Focus on lightweight and hydrating formulations. Sunscreen with Isododecane is less likely to feel heavy or greasy. It is a hydrocarbon solvent that dries and evaporates quickly without leaving any residue. It also reduces shine, leaving a matte finish, ideal for those with oily or combination skin.

Additionally, moisturizers, creams and lotions versus gels and sprays tend to offer improved hydration. They help lock in moisture keeping your skin healthy and protected for longer.

A sunscreen with a balanced texture ensures that it blends well into your skin, feels comfortable, and encourages regular use.

Sweat and Water Resistance 

Practicing and playing in the sun for hours at a time will have any golf athlete working up a sweat.

For those with sensitive skin in particular, choosing a sweat and water-resistant sunscreen is essential.

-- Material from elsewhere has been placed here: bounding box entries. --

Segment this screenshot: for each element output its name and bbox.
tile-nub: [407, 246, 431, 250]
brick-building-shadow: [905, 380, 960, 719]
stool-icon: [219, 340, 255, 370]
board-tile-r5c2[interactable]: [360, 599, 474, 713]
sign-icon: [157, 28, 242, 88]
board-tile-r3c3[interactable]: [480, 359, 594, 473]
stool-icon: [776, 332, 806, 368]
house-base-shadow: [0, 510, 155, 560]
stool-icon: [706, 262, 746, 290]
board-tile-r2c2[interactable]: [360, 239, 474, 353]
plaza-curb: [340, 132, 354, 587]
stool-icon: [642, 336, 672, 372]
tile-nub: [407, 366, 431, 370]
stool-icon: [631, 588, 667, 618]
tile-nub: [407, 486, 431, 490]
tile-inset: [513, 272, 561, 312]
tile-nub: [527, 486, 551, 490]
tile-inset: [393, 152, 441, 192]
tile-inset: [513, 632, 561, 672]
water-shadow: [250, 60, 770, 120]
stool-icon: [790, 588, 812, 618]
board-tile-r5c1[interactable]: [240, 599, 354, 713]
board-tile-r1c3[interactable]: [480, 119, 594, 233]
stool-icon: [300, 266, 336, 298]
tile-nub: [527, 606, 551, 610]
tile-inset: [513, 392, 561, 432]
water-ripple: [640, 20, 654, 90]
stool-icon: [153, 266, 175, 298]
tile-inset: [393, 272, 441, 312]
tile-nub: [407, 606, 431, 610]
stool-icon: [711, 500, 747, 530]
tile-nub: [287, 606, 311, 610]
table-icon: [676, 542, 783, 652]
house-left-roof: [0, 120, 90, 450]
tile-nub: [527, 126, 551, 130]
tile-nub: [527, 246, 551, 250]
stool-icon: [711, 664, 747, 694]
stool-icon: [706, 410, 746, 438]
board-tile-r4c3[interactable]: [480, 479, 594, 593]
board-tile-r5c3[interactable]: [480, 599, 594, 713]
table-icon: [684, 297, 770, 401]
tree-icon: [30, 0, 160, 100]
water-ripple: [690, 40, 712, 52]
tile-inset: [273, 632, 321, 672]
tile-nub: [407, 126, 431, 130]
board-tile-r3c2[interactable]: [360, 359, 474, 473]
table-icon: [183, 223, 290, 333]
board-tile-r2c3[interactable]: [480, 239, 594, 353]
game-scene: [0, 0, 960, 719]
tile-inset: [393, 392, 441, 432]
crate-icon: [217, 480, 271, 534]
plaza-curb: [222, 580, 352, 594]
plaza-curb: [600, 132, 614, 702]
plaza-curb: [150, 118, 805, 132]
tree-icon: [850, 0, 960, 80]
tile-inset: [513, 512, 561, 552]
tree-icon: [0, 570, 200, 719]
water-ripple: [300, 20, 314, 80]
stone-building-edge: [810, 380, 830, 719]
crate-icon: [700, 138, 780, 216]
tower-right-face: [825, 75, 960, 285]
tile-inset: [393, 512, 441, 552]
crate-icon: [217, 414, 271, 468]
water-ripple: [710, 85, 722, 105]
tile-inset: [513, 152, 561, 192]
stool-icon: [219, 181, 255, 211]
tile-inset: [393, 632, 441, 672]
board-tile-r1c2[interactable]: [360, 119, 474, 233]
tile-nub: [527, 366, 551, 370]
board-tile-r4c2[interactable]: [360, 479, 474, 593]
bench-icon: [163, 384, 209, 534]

It ensures continuous protection without having to reapply frequently.

Sweat and water-resistant formulas stay effective for longer, reducing the need for frequent reapplication, which may be irritating for sensitive skin. 

Further it provides enhanced durability even in humid or wet conditions, providing consistent protection.

All sunscreen products claiming to be sweat or water-resistant undergo water immersion tests to assess before and after effects of its Sun Protection Factor (SPF). In the United States, The Food and Drug Administration requires manufacturers to provide either a 40 minute or 80 minute effectiveness disclosure on its sunscreen label.

Choosing a sweat and water-resistant sunscreen is crucial for maintaining protection during golf, ensuring sensitive skin remains shielded from harmful UV rays.

What SPF Is Best For Sensitive Skin?

SPF is the critical factor of any sunscreen. It measures the level of protection against UVB rays, which are the primary cause of sunburn and skin cancer. 

But what SPF is right for golf athletes' sensitive skin? A quick refresh on the SPF scale will provide guidance:

  • SPF 15: Moderate protection, blocking 93.3% of UVB rays
  • SPF 30: High protection, blocking 96.7% of UVB rays
  • SPF 50: Very high protection, blocking 98% of UVB rays

SPF 15 is adequate for short periods of sun exposure, while SPF 30 is recommended for daily use by dermatologists.

However, if you are going to be exposed to the sun on the golf course for 2-5 hours during a round then SPF 50 sunscreen is ideal for extended use and those with fair or sensitive skin.

Additionally, look for a sunscreen with broad-spectrum protection, covering both UVA and UVB rays. Its the component to ensure full coverage across the entire UV spectrum.